Gus Dapperton’s most striking quality is his meticulous appearance, which consists of baggy, thrift-chic clothing, pristinely painted nails, and a sharp bowl cut. But like his scrupulous sense of style, the singer-songwriter’s music has felt too faithful to the inoffensive “good vibes” of bedroom pop. Dapperton’s 2019 debut, Where Polly People Go to Read, offered an attractive amalgamation of alternative pop and R&B but did little in the way of distinguishing him from his peers. Think of Dapperton as an edgier Rex Orange County or a less neo-soul-inclined Omar Apollo.
With his sophomore effort, Orca, Dapperton roughens up the edges of his music, trading in sleek synth-pop slow jams for unvarnished balladry and borrowing more heavily from indie rock. Gone are the tepid Casio keys and muted drum pads of Where Polly People Go to Read, replaced by feverish guitar and warm piano melodies. On his debut’s more sensual cuts, Dapperton’s crooning could veer into nasal; by comparison, he relies on a more emotive rasp here, a texture that pairs well with the album’s downtempo rock. On “Grim,” his guttural screams and thrashing guitar comprise a tortured call and response—a far cry from the icy aloofness with which he approached the torch songs on his last album.

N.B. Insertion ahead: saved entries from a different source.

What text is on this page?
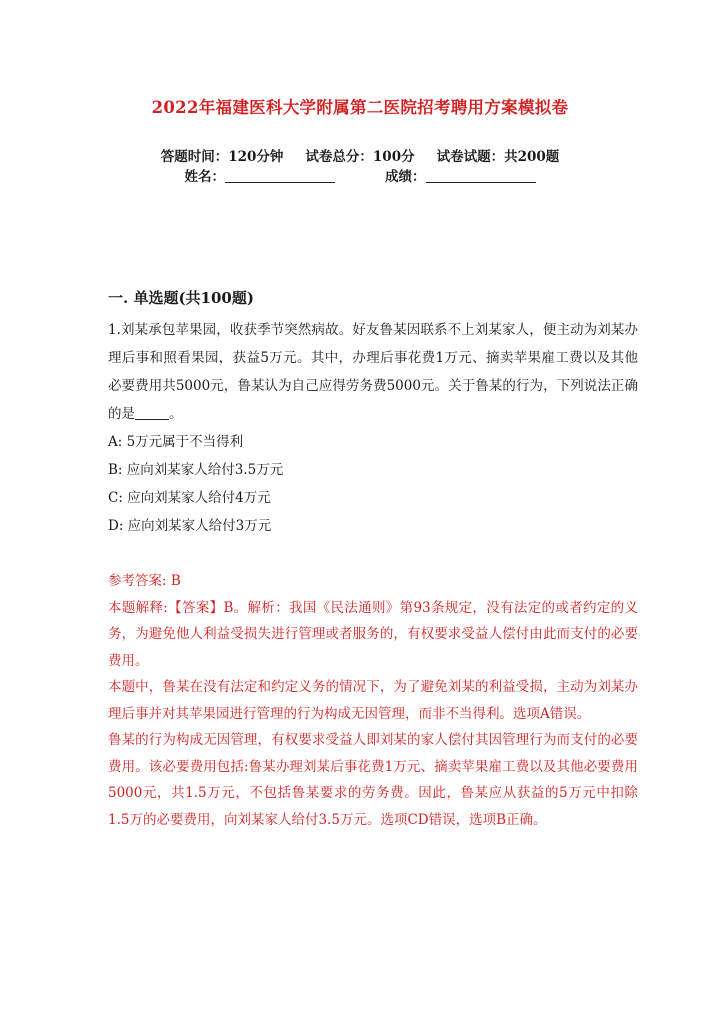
2022年福建医科大学附属第二医院招考聘用方案模拟卷
答题时间：120分钟 试卷总分：100分 试卷试题：共200题
姓名：	成绩：
一. 单选题(共100题)
1.刘某承包苹果园，收获季节突然病故。好友鲁某因联系不上刘某家人，便主动为刘某办理后事和照看果园，获益5万元。其中，办理后事花费1万元、摘卖苹果雇工费以及其他必要费用共5000元，鲁某认为自己应得劳务费5000元。关于鲁某的行为，下列说法正确的是	。
A: 5万元属于不当得利
B: 应向刘某家人给付3.5万元
C: 应向刘某家人给付4万元
D: 应向刘某家人给付3万元

参考答案: B

本题解释:【答案】B。解析：我国《民法通则》第93条规定，没有法定的或者约定的义务，为避免他人利益受损失进行管理或者服务的，有权要求受益人偿付由此而支付的必要费用。

本题中，鲁某在没有法定和约定义务的情况下，为了避免刘某的利益受损，主动为刘某办理后事并对其苹果园进行管理的行为构成无因管理，而非不当得利。选项A错误。

鲁某的行为构成无因管理，有权要求受益人即刘某的家人偿付其因管理行为而支付的必要费用。该必要费用包括:鲁某办理刘某后事花费1万元、摘卖苹果雇工费以及其他必要费用5000元，共1.5万元，不包括鲁某要求的劳务费。因此，鲁某应从获益的5万元中扣除1.5万的必要费用，向刘某家人给付3.5万元。选项CD错误，选项B正确。
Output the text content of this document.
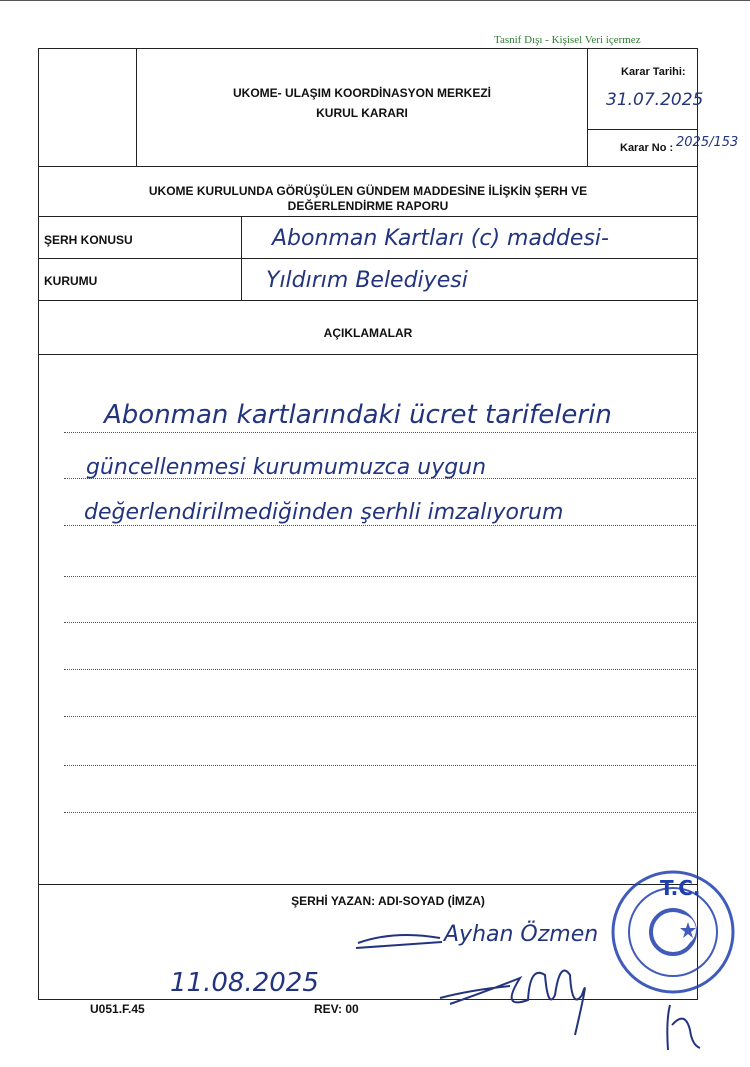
Tasnif Dışı - Kişisel Veri içermez
UKOME- ULAŞIM KOORDİNASYON MERKEZİ
KURUL KARARI
Karar Tarihi:
31.07.2025
Karar No : 2025/153
UKOME KURULUNDA GÖRÜŞÜLEN GÜNDEM MADDESİNE İLİŞKİN ŞERH VE
DEĞERLENDİRME RAPORU
ŞERH KONUSU	Abonman Kartları (c) maddesi-
KURUMU	Yıldırım Belediyesi
AÇIKLAMALAR
Abonman kartlarındaki ücret tarifelerin
güncellenmesi kurumumuzca uygun
değerlendirilmediğinden şerhli imzalıyorum
ŞERHİ YAZAN: ADI-SOYAD (İMZA)
Ayhan Özmen
11.08.2025
T.C.
U051.F.45	REV: 00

As Dapperton analogizes on the Arcade Fire-esque “Bottle Opener,” he intends to uncap formerly bottled-up feelings of loneliness and inadequacy. But his urge to probe these emotions to their depths is often obstructed by their cyclical nature and his misgivings about the future. “Medicine,” which sounds like a draft out of Ben Gibbard’s songbook, culminates with a collision of staccato piano and insistent acoustic guitar as Dapperton declares, “Every time they try to fix me up/I get addicted to the medicine.” These restless songs flit between lapses of focused meditation and fretful apprehension. It makes sense, then, that they were crafted during short-lived moments of stillness in his life, stolen amid the highs and lows of the singer’s hectic touring over the past couple of years.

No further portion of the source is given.